Efficient Model Editing with Task-Localized Sparse Fine-tuning
Leonardo Iurada, Marco Ciccone, Tatiana Tommasi
TL;DR
The paper addresses the challenge of efficiently editing large pre-trained models without incurring heavy linearization costs or risking interference between tasks. It introduces TaLoS, a sparse fine-tuning method that enforces function localization and exploits weight disentanglement by updating only the least-sensitive parameters identified via the diagonal Fisher Information $F_{[j,j]}$. This approach yields a near-linearized training regime and scalable task arithmetic, demonstrated by superior results in Task Addition and Task Negation across vision and language domains, along with structured, hardware-friendly sparsity patterns.
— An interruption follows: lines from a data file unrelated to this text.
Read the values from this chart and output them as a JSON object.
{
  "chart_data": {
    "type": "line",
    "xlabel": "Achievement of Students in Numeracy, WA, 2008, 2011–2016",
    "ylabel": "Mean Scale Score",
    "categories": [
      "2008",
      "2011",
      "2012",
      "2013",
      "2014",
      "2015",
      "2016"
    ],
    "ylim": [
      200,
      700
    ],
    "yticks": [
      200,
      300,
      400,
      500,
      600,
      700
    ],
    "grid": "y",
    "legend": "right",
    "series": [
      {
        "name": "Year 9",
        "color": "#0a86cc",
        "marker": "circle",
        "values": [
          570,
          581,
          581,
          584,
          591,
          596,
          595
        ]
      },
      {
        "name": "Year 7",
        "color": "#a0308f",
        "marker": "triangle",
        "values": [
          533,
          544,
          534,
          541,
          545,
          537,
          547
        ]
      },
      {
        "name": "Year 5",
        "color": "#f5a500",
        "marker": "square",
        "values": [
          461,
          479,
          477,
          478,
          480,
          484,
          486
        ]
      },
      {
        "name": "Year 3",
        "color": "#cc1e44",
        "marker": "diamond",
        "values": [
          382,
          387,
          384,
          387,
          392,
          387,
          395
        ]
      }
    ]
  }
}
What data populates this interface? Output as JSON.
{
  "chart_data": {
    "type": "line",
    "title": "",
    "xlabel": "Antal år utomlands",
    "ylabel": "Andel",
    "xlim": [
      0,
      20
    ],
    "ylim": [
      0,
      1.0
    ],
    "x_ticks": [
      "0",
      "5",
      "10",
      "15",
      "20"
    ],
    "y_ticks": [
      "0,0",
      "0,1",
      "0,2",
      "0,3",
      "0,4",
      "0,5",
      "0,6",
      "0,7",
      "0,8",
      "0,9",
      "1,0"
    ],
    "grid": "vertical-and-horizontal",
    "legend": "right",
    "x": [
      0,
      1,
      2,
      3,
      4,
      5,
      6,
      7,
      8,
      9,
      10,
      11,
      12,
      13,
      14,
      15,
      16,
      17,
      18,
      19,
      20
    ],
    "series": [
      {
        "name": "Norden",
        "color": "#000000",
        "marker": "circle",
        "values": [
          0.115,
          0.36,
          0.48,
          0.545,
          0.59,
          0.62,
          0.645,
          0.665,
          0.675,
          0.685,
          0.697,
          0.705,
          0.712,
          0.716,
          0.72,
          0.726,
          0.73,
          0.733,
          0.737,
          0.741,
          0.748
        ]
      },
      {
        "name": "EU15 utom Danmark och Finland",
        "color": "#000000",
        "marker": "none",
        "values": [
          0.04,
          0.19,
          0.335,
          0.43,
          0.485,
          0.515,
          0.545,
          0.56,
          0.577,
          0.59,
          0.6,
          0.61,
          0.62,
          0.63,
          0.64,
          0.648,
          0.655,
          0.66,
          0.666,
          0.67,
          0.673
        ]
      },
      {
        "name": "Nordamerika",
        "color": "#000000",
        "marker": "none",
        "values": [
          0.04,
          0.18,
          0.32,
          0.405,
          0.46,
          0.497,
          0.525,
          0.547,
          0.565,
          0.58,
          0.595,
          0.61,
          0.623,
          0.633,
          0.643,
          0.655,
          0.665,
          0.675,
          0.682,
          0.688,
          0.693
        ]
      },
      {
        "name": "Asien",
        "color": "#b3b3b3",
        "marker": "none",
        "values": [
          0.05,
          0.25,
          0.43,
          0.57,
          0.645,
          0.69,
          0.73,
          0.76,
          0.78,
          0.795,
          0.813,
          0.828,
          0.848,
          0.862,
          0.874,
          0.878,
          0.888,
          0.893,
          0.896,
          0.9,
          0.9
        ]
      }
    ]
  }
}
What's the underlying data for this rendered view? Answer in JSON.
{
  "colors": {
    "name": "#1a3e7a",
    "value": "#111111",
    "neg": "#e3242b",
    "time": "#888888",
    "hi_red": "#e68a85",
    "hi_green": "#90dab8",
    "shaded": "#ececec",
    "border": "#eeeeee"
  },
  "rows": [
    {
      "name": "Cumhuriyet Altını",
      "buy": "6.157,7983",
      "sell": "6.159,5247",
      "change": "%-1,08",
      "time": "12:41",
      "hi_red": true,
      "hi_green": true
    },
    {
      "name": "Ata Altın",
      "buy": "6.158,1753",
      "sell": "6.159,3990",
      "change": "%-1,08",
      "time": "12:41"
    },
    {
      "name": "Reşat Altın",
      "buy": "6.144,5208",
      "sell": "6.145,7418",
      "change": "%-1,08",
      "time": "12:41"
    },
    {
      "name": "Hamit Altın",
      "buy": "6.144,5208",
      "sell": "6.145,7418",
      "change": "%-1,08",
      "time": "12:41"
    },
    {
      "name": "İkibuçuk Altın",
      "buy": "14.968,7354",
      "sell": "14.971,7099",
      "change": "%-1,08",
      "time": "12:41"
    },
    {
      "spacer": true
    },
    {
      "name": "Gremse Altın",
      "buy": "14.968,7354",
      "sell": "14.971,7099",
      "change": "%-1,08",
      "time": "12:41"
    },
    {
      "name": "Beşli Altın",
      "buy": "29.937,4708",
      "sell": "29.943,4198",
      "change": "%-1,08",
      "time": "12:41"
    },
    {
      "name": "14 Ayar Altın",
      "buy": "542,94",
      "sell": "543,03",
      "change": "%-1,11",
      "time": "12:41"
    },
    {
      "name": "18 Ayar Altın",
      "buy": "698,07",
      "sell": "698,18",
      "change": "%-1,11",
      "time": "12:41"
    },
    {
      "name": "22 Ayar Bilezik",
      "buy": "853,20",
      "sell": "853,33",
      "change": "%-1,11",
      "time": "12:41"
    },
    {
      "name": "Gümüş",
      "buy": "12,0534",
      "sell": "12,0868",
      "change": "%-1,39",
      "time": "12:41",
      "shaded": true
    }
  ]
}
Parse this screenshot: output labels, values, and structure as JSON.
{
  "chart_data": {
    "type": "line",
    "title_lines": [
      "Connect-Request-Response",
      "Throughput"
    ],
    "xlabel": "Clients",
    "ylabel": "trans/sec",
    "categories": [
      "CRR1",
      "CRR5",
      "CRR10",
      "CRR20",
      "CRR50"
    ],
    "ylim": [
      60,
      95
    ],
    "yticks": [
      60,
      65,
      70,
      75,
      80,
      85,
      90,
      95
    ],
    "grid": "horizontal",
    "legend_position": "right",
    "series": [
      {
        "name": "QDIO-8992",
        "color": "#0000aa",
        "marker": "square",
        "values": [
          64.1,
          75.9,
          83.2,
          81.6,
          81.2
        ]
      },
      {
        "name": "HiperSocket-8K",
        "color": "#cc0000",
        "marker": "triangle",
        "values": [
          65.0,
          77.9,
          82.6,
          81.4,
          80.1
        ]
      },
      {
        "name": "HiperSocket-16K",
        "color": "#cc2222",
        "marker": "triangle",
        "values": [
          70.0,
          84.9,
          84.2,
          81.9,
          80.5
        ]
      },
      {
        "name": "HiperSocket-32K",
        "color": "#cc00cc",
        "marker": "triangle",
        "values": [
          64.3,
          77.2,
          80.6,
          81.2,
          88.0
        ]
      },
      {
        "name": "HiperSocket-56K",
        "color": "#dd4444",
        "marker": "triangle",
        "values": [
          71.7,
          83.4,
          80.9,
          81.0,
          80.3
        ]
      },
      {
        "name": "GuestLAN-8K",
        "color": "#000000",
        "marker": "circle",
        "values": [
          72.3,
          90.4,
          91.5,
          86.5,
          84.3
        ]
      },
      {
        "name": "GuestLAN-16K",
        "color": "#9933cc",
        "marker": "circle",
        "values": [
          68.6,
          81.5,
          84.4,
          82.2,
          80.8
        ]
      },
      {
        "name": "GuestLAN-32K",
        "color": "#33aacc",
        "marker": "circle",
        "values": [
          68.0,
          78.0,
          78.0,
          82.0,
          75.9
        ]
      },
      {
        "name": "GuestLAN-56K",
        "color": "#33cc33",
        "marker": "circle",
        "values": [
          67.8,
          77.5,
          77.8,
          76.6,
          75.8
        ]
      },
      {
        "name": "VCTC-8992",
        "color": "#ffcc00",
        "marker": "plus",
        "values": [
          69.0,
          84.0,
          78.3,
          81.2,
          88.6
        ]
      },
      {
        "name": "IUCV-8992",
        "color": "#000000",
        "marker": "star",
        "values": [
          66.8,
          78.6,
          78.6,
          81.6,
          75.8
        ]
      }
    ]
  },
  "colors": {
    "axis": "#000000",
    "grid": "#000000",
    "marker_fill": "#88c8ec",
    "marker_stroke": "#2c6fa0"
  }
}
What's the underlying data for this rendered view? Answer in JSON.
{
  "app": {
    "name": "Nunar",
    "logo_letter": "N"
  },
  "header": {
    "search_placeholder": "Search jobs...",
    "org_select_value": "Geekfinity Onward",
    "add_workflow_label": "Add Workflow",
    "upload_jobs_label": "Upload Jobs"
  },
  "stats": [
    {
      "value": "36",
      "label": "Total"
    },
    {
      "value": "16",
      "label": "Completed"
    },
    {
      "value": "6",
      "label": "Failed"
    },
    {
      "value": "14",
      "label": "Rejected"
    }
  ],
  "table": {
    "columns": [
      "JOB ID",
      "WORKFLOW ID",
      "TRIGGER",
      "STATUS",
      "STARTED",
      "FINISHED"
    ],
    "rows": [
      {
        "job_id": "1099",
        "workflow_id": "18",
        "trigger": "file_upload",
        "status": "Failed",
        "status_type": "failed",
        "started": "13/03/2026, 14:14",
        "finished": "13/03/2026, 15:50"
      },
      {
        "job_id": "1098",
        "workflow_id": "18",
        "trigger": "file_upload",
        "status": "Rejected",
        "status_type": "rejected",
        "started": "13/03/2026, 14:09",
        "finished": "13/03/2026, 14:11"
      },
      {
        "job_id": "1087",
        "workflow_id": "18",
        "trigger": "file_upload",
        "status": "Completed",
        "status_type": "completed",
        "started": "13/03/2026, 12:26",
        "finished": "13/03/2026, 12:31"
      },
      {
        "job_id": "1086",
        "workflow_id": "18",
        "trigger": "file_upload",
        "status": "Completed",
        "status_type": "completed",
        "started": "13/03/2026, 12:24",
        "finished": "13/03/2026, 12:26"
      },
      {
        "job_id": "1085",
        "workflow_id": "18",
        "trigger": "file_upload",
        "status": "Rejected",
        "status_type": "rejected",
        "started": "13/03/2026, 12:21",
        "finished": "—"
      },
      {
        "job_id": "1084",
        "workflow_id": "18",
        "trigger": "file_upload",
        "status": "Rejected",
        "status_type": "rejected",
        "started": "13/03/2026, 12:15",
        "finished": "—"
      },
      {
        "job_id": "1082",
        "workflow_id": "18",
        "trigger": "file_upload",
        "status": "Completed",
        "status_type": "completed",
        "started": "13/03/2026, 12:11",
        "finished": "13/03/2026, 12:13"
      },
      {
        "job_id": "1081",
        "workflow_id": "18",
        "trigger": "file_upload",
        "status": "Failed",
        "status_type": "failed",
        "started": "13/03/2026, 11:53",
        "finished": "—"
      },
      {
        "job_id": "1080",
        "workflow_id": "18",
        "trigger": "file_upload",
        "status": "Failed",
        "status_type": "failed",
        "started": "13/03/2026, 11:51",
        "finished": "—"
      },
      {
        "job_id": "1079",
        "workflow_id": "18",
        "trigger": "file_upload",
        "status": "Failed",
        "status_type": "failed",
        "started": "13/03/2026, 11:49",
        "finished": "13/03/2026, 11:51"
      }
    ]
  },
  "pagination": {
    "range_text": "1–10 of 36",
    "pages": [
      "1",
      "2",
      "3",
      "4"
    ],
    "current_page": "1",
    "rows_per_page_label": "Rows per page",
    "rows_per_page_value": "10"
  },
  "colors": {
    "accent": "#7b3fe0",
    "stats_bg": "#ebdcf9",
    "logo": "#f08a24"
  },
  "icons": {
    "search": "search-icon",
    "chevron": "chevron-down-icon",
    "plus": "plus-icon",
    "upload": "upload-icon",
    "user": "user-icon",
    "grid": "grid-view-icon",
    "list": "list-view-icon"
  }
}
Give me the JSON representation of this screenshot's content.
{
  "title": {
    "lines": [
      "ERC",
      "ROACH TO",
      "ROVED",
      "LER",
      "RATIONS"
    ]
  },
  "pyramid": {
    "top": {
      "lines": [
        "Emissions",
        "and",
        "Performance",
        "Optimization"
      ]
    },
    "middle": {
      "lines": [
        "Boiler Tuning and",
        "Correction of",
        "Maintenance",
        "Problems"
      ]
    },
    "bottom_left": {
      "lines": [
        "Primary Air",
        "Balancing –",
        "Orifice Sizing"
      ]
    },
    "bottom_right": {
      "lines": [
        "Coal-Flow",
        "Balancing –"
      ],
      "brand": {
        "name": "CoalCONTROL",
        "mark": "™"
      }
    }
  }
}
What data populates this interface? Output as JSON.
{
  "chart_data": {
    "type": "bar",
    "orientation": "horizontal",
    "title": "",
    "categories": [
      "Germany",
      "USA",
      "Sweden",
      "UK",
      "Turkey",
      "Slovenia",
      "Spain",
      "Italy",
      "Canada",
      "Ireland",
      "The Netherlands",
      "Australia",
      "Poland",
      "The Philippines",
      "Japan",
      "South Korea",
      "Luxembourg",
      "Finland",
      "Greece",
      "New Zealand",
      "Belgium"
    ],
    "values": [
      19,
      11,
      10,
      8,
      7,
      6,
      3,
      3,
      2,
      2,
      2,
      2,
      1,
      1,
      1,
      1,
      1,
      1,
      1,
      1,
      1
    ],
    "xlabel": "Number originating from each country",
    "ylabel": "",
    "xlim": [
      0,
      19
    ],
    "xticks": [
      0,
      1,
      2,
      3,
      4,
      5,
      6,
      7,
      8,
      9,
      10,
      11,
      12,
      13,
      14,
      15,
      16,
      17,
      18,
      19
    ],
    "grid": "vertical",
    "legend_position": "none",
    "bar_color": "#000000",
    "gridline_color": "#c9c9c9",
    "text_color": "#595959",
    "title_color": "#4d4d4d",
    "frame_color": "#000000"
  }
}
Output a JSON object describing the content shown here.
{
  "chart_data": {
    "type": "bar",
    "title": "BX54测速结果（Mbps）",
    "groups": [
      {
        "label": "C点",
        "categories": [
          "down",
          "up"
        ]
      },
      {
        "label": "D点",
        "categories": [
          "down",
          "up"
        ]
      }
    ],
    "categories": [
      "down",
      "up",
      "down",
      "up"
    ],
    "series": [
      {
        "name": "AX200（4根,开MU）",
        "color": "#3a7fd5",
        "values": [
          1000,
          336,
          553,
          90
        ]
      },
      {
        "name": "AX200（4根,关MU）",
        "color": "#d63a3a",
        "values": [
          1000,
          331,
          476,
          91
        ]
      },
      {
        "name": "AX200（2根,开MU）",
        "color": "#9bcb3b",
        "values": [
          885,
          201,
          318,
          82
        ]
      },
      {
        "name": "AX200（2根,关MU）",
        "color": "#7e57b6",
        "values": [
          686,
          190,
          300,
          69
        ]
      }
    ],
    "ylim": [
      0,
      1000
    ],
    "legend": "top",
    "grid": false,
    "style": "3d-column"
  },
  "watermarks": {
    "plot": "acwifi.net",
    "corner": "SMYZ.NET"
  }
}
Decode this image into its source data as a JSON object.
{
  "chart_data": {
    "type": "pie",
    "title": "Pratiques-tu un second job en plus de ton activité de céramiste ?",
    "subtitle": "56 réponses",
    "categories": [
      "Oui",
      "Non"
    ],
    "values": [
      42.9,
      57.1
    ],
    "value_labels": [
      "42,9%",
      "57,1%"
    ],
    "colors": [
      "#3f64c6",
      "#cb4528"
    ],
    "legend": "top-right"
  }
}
The findings suggest practical benefits for deploying adaptable foundation models with modular, conflict-free task vectors, while providing insights into the localization and sparsity structure of transformer parameters, particularly in attention projections.
Abstract
Task arithmetic has emerged as a promising approach for editing models by representing task-specific knowledge as composable task vectors. However, existing methods rely on network linearization to derive task vectors, leading to computational bottlenecks during training and inference. Moreover, linearization alone does not ensure weight disentanglement, the key property that enables conflict-free composition of task vectors. To address this, we propose TaLoS which allows to build sparse task vectors with minimal interference without requiring explicit linearization and sharing information across tasks. We find that pre-trained models contain a subset of parameters with consistently low gradient sensitivity across tasks, and that sparsely updating only these parameters allows for promoting weight disentanglement during fine-tuning. Our experiments prove that TaLoS improves training and inference efficiency while outperforming current methods in task addition and negation. By enabling modular parameter editing, our approach fosters practical deployment of adaptable foundation models in real-world applications.